If you spend a certain period of your university studies abroad you want to make sure that your achievements are adequately recognised. This can enable you to complete your period of studies abroad as an equivalent to the same period you would be studying at your home institution. You don’t want to spend more time studying towards your degree than you have to. The best thing to do is to speak to your international relations office about Erasmus+ opportunities that are compatible with your current programme of studies. It may also be wise to speak with your programme tutor about the requirements of your specific programme of study.
You may already be used to seeing the ECTS credit values listed behind your courses at your home institution. It might surprise you to know that this system was actually developed as a pilot scheme within the framework of the Erasmus programme in 1989, in order to aid the recognition of study periods abroad. The system uses ECTS credits which are based on the workload a student needs to complete in order to achieve a certain learning outcome. Usually, you should be awarded one credit point for every 25-30 hours of work. This is an equivalent of 60 ECTS credit points per full-time year of study.
This transparent system comes with many advantages, especially if you wish to have your learning outcomes recognised internationally. For Erasmus+ studies, the ECTS allow for your credits awarded from one programme to be transferred into another. However, you should be aware that this will only be possible if the degree-awarding institution recognises the associated leaning outcomes.
There are three parties involved in getting your credits from an Erasmus+ study abroad period recognised: your home institution, the host university and yourself.
It is recommended that you set up a Learning Agreement for mobility to ensure that your home institution will automatically recognise any credits obtained as long as these were previously stipulated within the agreement. In the event that you obtain any other credits that were not originally listed in the agreement, it will be up to your home institution to decide whether the credits will be recognised or not. It is advisable to seek to amend the learning agreement in the event of any changes to the agreed programme of study.
If you are planning to study through a joint programme the rules for the recognition of credits may already be listed in the programmes regulations.
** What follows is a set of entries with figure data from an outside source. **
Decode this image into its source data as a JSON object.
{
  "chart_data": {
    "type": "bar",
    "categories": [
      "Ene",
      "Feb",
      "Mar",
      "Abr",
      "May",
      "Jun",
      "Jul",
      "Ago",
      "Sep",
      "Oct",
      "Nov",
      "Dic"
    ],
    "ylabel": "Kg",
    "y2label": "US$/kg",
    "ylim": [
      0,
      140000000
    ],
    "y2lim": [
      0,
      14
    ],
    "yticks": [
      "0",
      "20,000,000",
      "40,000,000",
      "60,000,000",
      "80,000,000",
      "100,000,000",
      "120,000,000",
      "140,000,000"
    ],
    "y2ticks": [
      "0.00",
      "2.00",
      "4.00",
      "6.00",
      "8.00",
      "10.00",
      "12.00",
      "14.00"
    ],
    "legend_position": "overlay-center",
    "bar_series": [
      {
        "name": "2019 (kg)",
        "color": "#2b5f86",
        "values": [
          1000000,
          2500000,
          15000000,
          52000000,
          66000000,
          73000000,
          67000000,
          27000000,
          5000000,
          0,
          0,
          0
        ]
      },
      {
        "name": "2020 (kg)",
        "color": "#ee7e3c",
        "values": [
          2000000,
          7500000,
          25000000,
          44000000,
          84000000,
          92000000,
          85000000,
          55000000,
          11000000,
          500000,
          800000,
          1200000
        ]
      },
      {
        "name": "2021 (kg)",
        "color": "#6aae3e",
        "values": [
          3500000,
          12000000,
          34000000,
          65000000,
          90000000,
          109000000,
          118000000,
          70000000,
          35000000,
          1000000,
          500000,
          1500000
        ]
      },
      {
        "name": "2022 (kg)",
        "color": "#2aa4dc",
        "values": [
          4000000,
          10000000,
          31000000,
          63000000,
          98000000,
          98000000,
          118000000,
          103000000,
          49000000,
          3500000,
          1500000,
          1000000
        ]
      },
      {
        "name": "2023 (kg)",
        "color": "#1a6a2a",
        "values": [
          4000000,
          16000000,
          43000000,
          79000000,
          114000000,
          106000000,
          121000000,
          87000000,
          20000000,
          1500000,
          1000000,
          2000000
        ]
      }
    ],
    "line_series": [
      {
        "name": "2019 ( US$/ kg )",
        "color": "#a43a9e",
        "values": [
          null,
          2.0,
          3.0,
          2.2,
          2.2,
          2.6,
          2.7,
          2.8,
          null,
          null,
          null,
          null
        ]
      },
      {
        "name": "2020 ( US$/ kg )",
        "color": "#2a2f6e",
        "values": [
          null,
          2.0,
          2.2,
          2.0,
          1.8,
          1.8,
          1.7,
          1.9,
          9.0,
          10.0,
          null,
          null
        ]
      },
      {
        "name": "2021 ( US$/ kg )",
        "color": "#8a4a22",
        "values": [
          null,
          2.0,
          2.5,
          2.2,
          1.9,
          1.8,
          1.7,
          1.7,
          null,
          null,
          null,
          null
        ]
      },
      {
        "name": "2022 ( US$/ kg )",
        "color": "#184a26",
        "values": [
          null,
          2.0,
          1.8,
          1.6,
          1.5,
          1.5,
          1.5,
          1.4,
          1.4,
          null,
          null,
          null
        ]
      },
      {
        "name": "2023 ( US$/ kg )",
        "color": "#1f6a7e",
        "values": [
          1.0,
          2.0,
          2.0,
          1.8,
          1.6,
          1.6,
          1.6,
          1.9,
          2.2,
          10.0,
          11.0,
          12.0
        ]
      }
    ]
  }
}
In this case you may not need an additional learning agreement.
You can usually find learning agreement templates for Erasmus+ study abroad periods on the international office website of your home institution or on the webpages designated to education and training on the official website of the European Commission.
This template is then to be filled out with the programme of studies you plan to follow, your language competency and especially the educational components and learning outcomes you wish to be recognised by your home institution after your return.
Make sure you discuss your options with your programme tutor first in order to ensure you have chosen the most appropriate modules for yourself, as it is very difficult to change the agreement at a later stage. After your selection has been approved, the Learning Agreement needs to be signed by your home institution, the host institution as well as yourself.
By signing it, your host university confirms that you will be able to participate in the planned course units or modules and that they will provide you with the necessary learning activities. Your home institution confirms to recognise your gained credits at the host university and you confirm that you will complete the listed activities in order for them to be recognised.
It is a good idea for you to keep a copy of the learning agreement somewhere safe. A good place that is always accessible is your email account, for example. Together with the Transcript of Records, the Learning Agreement is essential to guarantee full recognition of your studies abroad.
Your Transcript of Records is the document that records your up-to-date progress at the end of each semester or year. These are often stored in your student file in the exams office of your home institution. Before you leave for your studies abroad, your home institution will send a copy of your current Transcript of Records to the host university in order to provide the host institution with all necessary information about the previously completed components of your programme. After your time abroad the host university will then send a Transcript of Records back to your home institution to certify the work you have completed during your studies abroad.
Depending on the requirements of your initial programme of study, your grades will either be converted into the equivalent grading system of your home institution or will be recognised in the form of PASS or FAIL.
Unless your time abroad was part of a placement, it is more common for your credits to be recognised with grades.
The grading systems vary substantially throughout Europe. It is important that you understand how your grades will be converted. A basic google search of the equivalence of the particular national grading systems will give you a first idea, however, it is always advisable to check with your home institution, what conversion they use before you leave, in order to help you understand the value of your grades abroad.